Emma’s code is flawless. So why is it that perfectly matched couples start breaking up, the wrong people keep falling for each other and her own feelings defy any algorithm? Emma thought math could solve everything. But there’s nothing more complex—or unpredictable—than love
The Code for Love and Heartbreak is a clever modern-day retelling of Jane Austen’s classic, “Emma,” with a somewhat nerdy twist. I loved the premise of this story in which a somewhat socially awkward number/data-focused girl creates a dating app along with her coding club in order to win the national championship. The app is programmed to use algorithms to find a person’s perfect romantic match, and, according to Emma, the math is always right. So given that we’re delving into the realm of human emotions and feelings, it’s not surprising that all sorts of drama and hijinks ensue, and of course, things go horribly wrong.
This was such a cute and lighthearted young adult contemporary. The characters were incredibly well-developed and complex. It was especially fun delving into Emma’s head as she failed to understand why some of the matches weren’t working as she anticipated — or when she learns that some people were using her app for nefarious purposes. It was also fun to watch her have to deal with suddenly becoming popular overnight.
It’s always refreshing to see realistic characters in stories, especially stories about high school. From the moment I met Emma and started to feel the pressure that she was under to succeed and get into Stanford, I immediately formed a bond with her, flawed and stubborn though she was. She grows so much throughout this story, even though it takes place over only a couple of weeks as she begins to understand that feelings and relationships may not be as quantifiable with math as she thought.

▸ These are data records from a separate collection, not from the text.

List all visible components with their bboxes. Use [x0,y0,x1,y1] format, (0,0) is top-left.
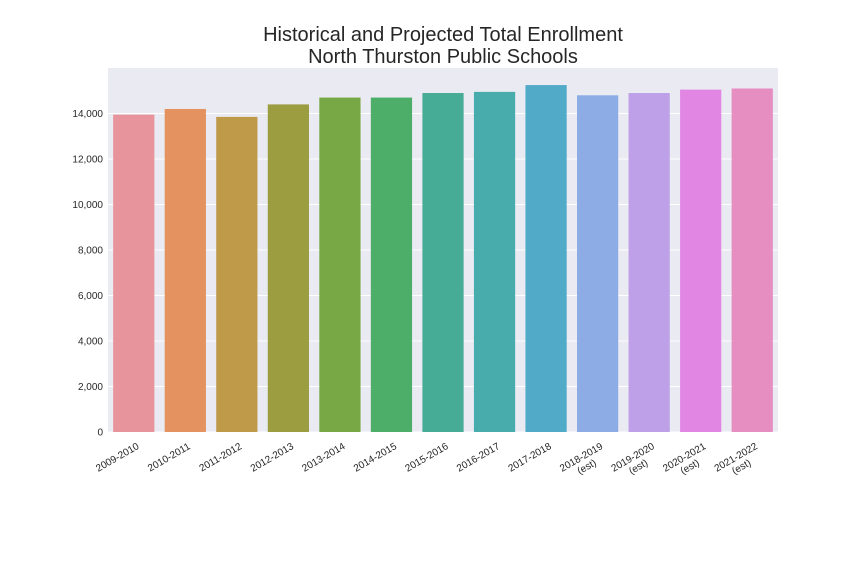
bar [370,97,413,432]
svg-text:2018-2019(est): 2018-2019(est) [558,441,611,484]
x-tick-label: 2018-2019(est) [558,441,611,484]
bar [577,95,619,433]
bar [731,88,773,432]
chart-title-line-2: North Thurston Public Schools [308,46,578,68]
svg-text:2019-2020(est): 2019-2020(est) [610,441,663,484]
y-tick-label: 6,000 [78,291,103,302]
svg-text:2009-2010: 2009-2010 [94,441,141,475]
x-tick-label: 2014-2015 [352,441,399,475]
svg-text:2015-2016: 2015-2016 [404,441,451,475]
bar [267,104,309,433]
bar [164,108,206,432]
chart-title-line-1: Historical and Projected Total Enrollmen… [263,24,623,46]
bar [525,85,567,432]
bar [113,114,155,432]
x-tick-label: 2009-2010 [94,441,141,475]
x-tick-label: 2016-2017 [455,441,502,475]
svg-text:2010-2011: 2010-2011 [146,441,193,474]
x-tick-label: 2013-2014 [300,441,347,475]
bar [473,91,516,432]
svg-text:2016-2017: 2016-2017 [455,441,502,475]
svg-text:2012-2013: 2012-2013 [249,441,296,475]
bar [422,93,464,433]
bar [319,97,361,432]
y-tick-label: 8,000 [78,246,103,257]
x-axis-ticks: 2009-2010 2010-2011 2011-2012 2012-2013 2013… [94,441,766,484]
y-tick-label: 12,000 [72,155,103,166]
bar [216,116,258,432]
svg-text:2021-2022(est): 2021-2022(est) [713,441,766,484]
y-tick-label: 4,000 [78,337,103,348]
x-tick-label: 2020-2021(est) [661,441,714,484]
x-tick-label: 2017-2018 [507,441,554,475]
svg-text:2020-2021(est): 2020-2021(est) [661,441,714,484]
svg-text:2013-2014: 2013-2014 [300,441,347,475]
bars [113,85,773,433]
y-tick-label: 2,000 [78,382,103,393]
svg-text:2017-2018: 2017-2018 [507,441,554,475]
x-tick-label: 2012-2013 [249,441,296,475]
x-tick-label: 2010-2011 [146,441,193,474]
y-tick-label: 0 [97,428,103,439]
bar [628,93,670,433]
x-tick-label: 2021-2022(est) [713,441,766,484]
svg-text:2014-2015: 2014-2015 [352,441,399,475]
x-tick-label: 2019-2020(est) [610,441,663,484]
x-tick-label: 2011-2012 [198,441,245,474]
x-tick-label: 2015-2016 [404,441,451,475]
svg-text:2011-2012: 2011-2012 [198,441,245,474]
y-tick-label: 10,000 [72,200,103,211]
bar [680,89,722,433]
y-tick-label: 14,000 [72,109,103,120]
y-axis-ticks: 0 2,000 4,000 6,000 8,000 10,000 12,000 14,000 [72,109,103,439]
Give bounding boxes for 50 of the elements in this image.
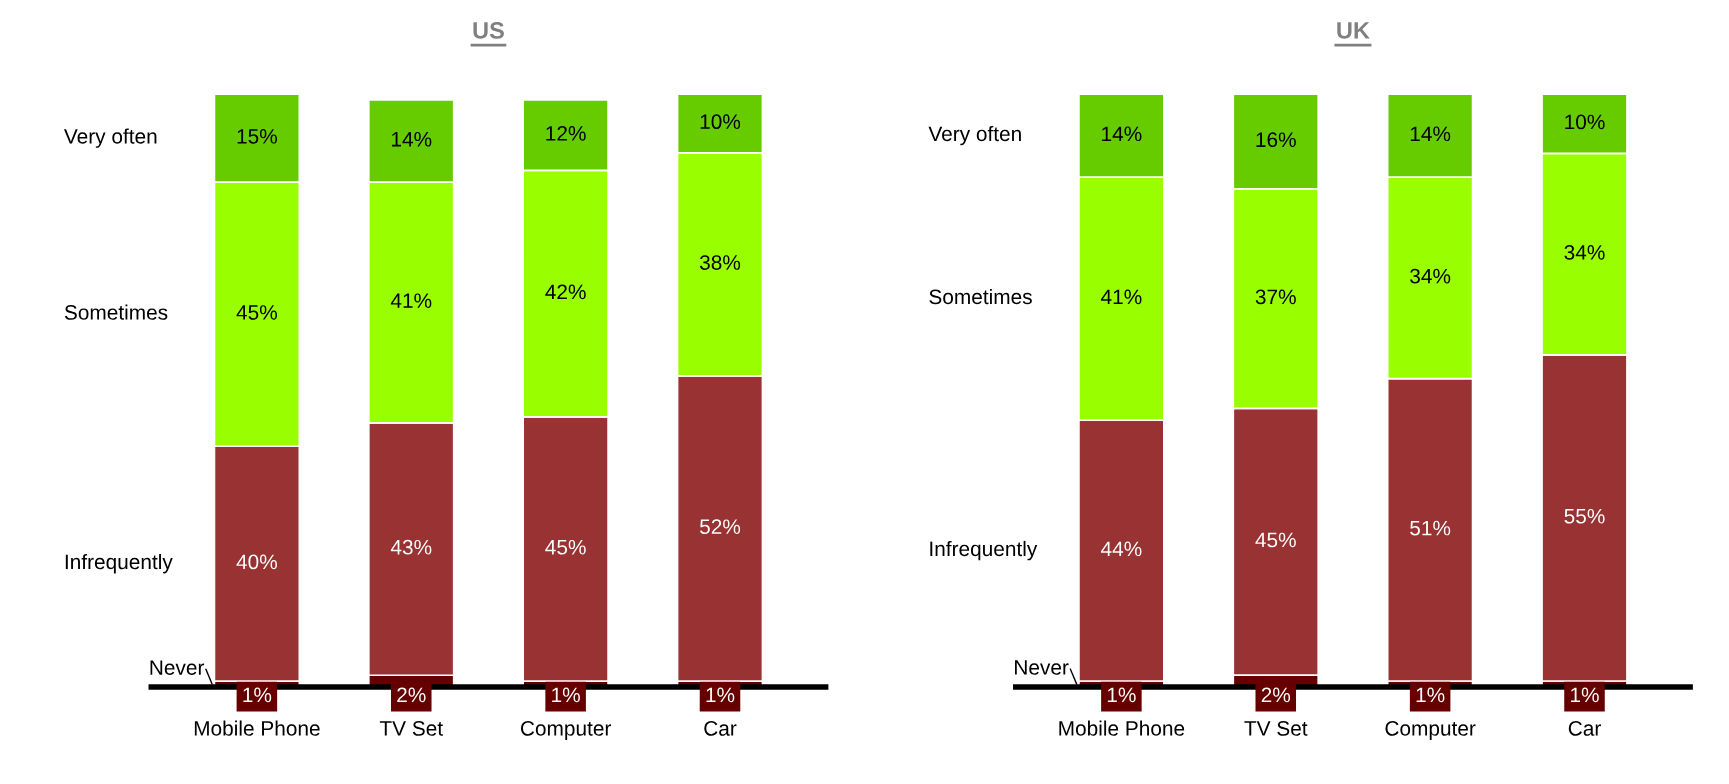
chart-title: US (473, 22, 504, 39)
data-label: 10% (700, 114, 741, 130)
data-label: 37% (1255, 289, 1296, 305)
data-label: 1% (1107, 687, 1136, 703)
data-label: 1% (706, 687, 735, 703)
x-tick-label: TV Set (1244, 721, 1308, 736)
data-label: 51% (1410, 520, 1451, 536)
data-label: 2% (1261, 687, 1291, 703)
data-label: 1% (552, 687, 580, 703)
text: Very often (928, 125, 1021, 146)
x-tick-label: Car (1568, 721, 1601, 736)
series-label: Never (150, 660, 205, 675)
data-label: 14% (392, 131, 432, 147)
x-tick-label: Car (704, 721, 737, 736)
data-label: 55% (1564, 508, 1605, 524)
data-label: 44% (1101, 541, 1142, 557)
x-tick-label: Computer (1385, 721, 1476, 740)
text: Very often (64, 128, 157, 148)
data-label: 45% (1255, 532, 1296, 548)
data-label: 40% (236, 554, 277, 570)
data-label: 34% (1564, 245, 1605, 260)
data-label: 42% (545, 284, 586, 300)
data-label: 12% (546, 126, 586, 141)
data-label: 1% (1571, 687, 1599, 703)
data-label: 52% (699, 519, 741, 535)
data-label: 34% (1410, 268, 1451, 284)
chart-title: UK (1337, 22, 1370, 39)
data-label: 10% (1565, 114, 1605, 130)
data-label: 45% (236, 305, 277, 320)
data-label: 14% (1102, 126, 1142, 142)
data-label: 43% (390, 539, 432, 555)
data-label: 41% (1101, 289, 1142, 305)
data-label: 2% (397, 687, 426, 703)
text: Sometimes (929, 288, 1032, 305)
series-label: Never (1015, 660, 1069, 675)
x-tick-label: Mobile Phone (194, 720, 320, 736)
data-label: 1% (1416, 687, 1445, 703)
data-label: 15% (237, 129, 277, 144)
data-label: 45% (545, 539, 586, 555)
x-tick-label: Computer (520, 721, 612, 740)
data-label: 16% (1256, 132, 1296, 148)
x-tick-label: TV Set (379, 721, 443, 736)
text: Infrequently (930, 540, 1038, 561)
data-label: 14% (1410, 126, 1451, 142)
data-label: 1% (243, 687, 272, 703)
text: Sometimes (64, 304, 168, 320)
x-tick-label: Mobile Phone (1059, 720, 1185, 736)
text: Infrequently (65, 553, 173, 574)
data-label: 38% (699, 255, 741, 270)
data-label: 41% (390, 293, 432, 308)
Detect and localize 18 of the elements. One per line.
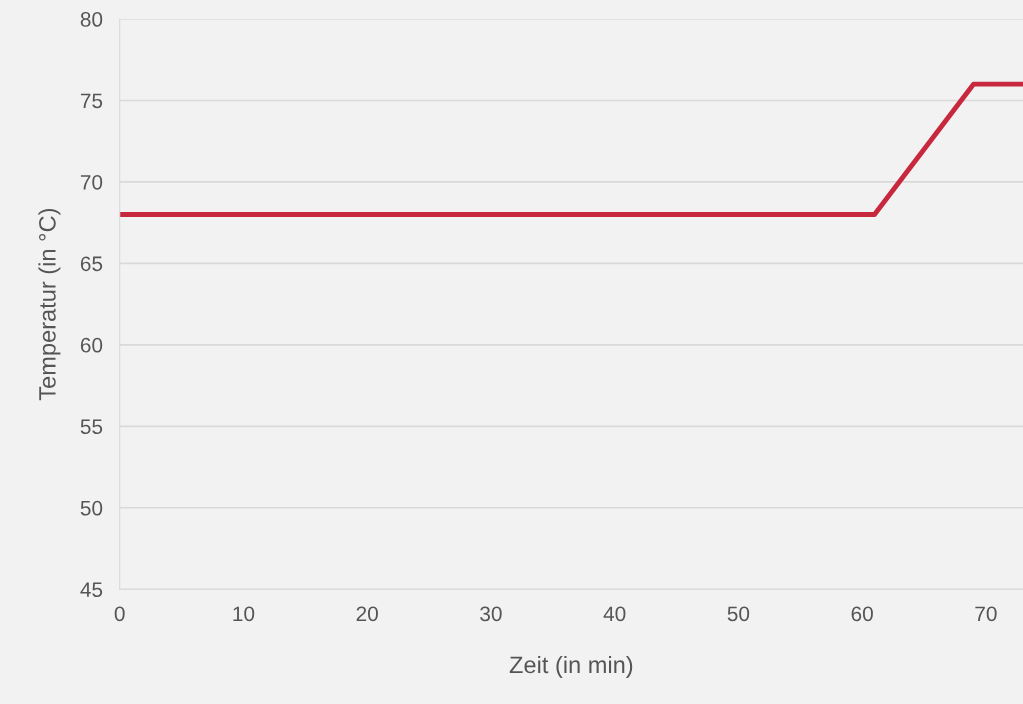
x-tick-label: 10 xyxy=(233,606,255,622)
y-tick-label: 45 xyxy=(80,582,103,597)
x-tick-label: 0 xyxy=(114,606,125,622)
y-tick-label: 55 xyxy=(80,419,103,435)
y-tick-label: 75 xyxy=(80,93,103,109)
x-tick-label: 20 xyxy=(356,606,378,622)
x-tick-label: 60 xyxy=(851,606,873,622)
x-tick-label: 40 xyxy=(603,606,626,622)
y-tick-label: 65 xyxy=(80,256,103,272)
y-tick-label: 70 xyxy=(80,174,103,190)
x-axis-title: Zeit (in min) xyxy=(509,655,633,678)
y-tick-label: 80 xyxy=(80,12,103,27)
x-tick-label: 70 xyxy=(975,606,997,622)
x-tick-label: 50 xyxy=(727,606,750,622)
y-tick-label: 50 xyxy=(80,500,103,516)
y-axis-title: Temperatur (in °C) xyxy=(38,209,61,401)
x-tick-label: 30 xyxy=(480,606,502,622)
y-tick-label: 60 xyxy=(80,337,103,353)
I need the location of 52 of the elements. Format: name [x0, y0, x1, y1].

Though the book’s plot was more or less predictable, the story was endearing and a joy to read. The friends-to-lovers theme also helped, as this is a trope that I typically enjoy. I liked how the love story aspect fell into place as certain realizations were attained (coupled with an enormous romantic gesture). All in all, I found this to be a delightful and endearing young adult romance with lovable characters and an engaging storyline.
A huge thank you to Netgalley for providing me with a review copy of this book.
The book goes on sale October 6 but is available now for preorder.